Mucho se está escribiendo estos días sobre Rodrigo Rato, al que proclamaran en su día “mejor Ministro de Economía de la historia de la democracia española”, azote de la corrupción y de las amnistías fiscales que en tiempos tuvo un perfil de cegadora brillantez en su entrada de la Wikipedia.

Pero la gloria del mundo pasa y, en menos tiempo del necesario para hacer una transferencia bancaria a un paraíso fiscal, la vida se complica. Y así, sus viejos amigos hoy le dan la espalda y los admiradores que coreaban su nombre le abuchean a la puerta de un juzgado.

Político respetado por las mentes más preclaras –el presidente José Luis Rodríguez Zapatero avaló su candidatura como presidente del FMI-, se ha convertido en un gran borrón en el argumentario anti-corrupción de un Partido Popular enfangado en escándalos, un hereje de la regeneración moral de la política cuya presunción de inocencia arde en una pira alimentada con titulares de periódicos e indignación ciudadana.

Sin embargo, puede que haya una meditada estrategia de reafirmación personal detrás de los presuntos delitos de los que hablan la opinión pública y publicada. La clave está en la imagen que acompaña a estas líneas, en la que se ve a un Rodrigo Rato, con gesto melancólico, abrazado a una guitarra.

Al ver esa fotografía, mi imaginación emprende el vuelo y se posa sobre un joven Rodrigo que, años ha, sueña con protagonizar un gesto de rebeldía contra el futuro que le espera como miembro de una dinastía acaudalada. En su ensoñación, interpreta un larguísimo solo de guitarra eléctrica con el que acalla las voces que le indican el camino hacia la Universidad de Berkeley.

No pudo ser, pues los apellidos Rato y Figaredo pesaban demasiado, y nuestro personaje se vio abocado a un frustrante éxito empresarial y político del que ahora puede liberarse.

La suave música de los clubs y salas de fiesta en los que hacía uso de su tarjeta black no sirvieron para serenar sus reprimidos impulsos roqueros.
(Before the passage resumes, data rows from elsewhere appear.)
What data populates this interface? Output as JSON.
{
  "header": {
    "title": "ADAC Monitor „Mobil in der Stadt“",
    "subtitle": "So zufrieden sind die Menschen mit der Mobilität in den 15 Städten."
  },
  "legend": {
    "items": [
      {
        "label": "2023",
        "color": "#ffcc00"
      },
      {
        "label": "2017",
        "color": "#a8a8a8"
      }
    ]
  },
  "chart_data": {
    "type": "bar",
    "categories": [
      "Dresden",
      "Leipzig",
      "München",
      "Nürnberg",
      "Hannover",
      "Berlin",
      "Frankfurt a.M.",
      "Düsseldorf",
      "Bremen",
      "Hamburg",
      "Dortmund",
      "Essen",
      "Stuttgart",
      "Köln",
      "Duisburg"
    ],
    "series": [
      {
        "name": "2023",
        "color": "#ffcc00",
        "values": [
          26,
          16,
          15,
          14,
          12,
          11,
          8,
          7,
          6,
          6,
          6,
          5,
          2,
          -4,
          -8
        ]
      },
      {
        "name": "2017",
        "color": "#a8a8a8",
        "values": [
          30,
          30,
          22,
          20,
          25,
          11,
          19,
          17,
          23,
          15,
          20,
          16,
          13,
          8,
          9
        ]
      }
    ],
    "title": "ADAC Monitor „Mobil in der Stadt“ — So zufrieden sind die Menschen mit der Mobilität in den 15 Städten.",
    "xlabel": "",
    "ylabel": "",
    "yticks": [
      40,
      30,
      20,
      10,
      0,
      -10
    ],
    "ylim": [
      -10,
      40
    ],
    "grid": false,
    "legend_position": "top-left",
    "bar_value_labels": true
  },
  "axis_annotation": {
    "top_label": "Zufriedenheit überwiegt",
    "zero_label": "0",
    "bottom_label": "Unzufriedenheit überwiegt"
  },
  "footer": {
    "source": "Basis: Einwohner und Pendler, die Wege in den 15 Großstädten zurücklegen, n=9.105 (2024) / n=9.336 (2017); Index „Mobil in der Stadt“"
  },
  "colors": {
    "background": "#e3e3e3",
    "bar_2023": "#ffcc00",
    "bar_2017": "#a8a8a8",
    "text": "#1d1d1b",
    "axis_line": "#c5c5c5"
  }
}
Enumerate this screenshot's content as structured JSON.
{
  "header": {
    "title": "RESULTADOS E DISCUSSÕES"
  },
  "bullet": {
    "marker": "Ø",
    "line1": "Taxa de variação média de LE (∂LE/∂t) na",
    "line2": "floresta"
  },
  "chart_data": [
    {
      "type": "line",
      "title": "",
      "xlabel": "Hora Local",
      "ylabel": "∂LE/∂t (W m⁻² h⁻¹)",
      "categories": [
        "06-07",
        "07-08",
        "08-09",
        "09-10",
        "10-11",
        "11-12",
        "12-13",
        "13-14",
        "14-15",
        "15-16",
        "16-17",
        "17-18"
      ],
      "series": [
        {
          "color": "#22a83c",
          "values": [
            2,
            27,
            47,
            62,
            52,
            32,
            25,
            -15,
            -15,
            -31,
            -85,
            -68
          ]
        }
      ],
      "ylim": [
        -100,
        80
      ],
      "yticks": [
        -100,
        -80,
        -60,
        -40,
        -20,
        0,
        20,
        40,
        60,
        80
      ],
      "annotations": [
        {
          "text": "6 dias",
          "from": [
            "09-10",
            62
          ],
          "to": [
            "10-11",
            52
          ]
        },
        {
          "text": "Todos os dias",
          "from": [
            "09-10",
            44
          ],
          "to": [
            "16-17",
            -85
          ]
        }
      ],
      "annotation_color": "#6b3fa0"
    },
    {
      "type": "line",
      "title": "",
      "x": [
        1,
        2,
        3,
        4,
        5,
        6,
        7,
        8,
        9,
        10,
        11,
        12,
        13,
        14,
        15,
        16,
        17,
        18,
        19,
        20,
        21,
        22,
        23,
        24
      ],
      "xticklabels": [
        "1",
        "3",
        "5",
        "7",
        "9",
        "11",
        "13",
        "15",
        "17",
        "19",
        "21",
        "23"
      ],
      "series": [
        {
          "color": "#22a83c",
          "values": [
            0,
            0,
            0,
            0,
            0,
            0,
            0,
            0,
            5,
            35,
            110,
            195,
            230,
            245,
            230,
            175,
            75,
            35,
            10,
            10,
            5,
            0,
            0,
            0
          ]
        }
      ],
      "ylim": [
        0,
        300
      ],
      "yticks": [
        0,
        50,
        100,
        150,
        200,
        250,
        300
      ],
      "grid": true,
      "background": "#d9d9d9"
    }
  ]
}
Y, así, apoyándose en su mente privilegiada, quizás diseñara durante los últimos años un sofisticado plan para escapar de sí mismo, inmolándose en una espiral delictiva que, a la larga y si se demuestra su culpabilidad, le permitirá ocupar un hueco en el martirologio alternativo de la historia de la democracia española.

Así, en el futuro se reconocerá que fue Rato y no los nuevos profetas de la decencia política, quien encendió la mecha de la catártica explosión que hizo temblar los cimientos que soportan el edificio en cuyo ático la llamada casta disfruta de una fiesta sin fin.

Puede que, mientras un agente empujaba su cabeza al interior de un coche policial, Rato se imaginara emulando a Pete Townshend, emprendiéndola a guitarrazos con su brillante pero insatisfactorio pasado y, de paso, con el futuro electoral del partido en el que fue todo lo que nunca quiso ser. Al mismo tiempo, por los pasillos de la sede del PP en Génova quizás alguien canturreara, con alegría mal disimulada, la canción No future pensando en Mariano Rajoy.

Comprenderán ustedes que este texto es de ficción pero, siendo así, no se trata una fantasía mayor que las últimas décadas vividas por la ciudadanía española. Una triste historia salpicada de mentiras que se resquebraja con cada nuevo escándalo.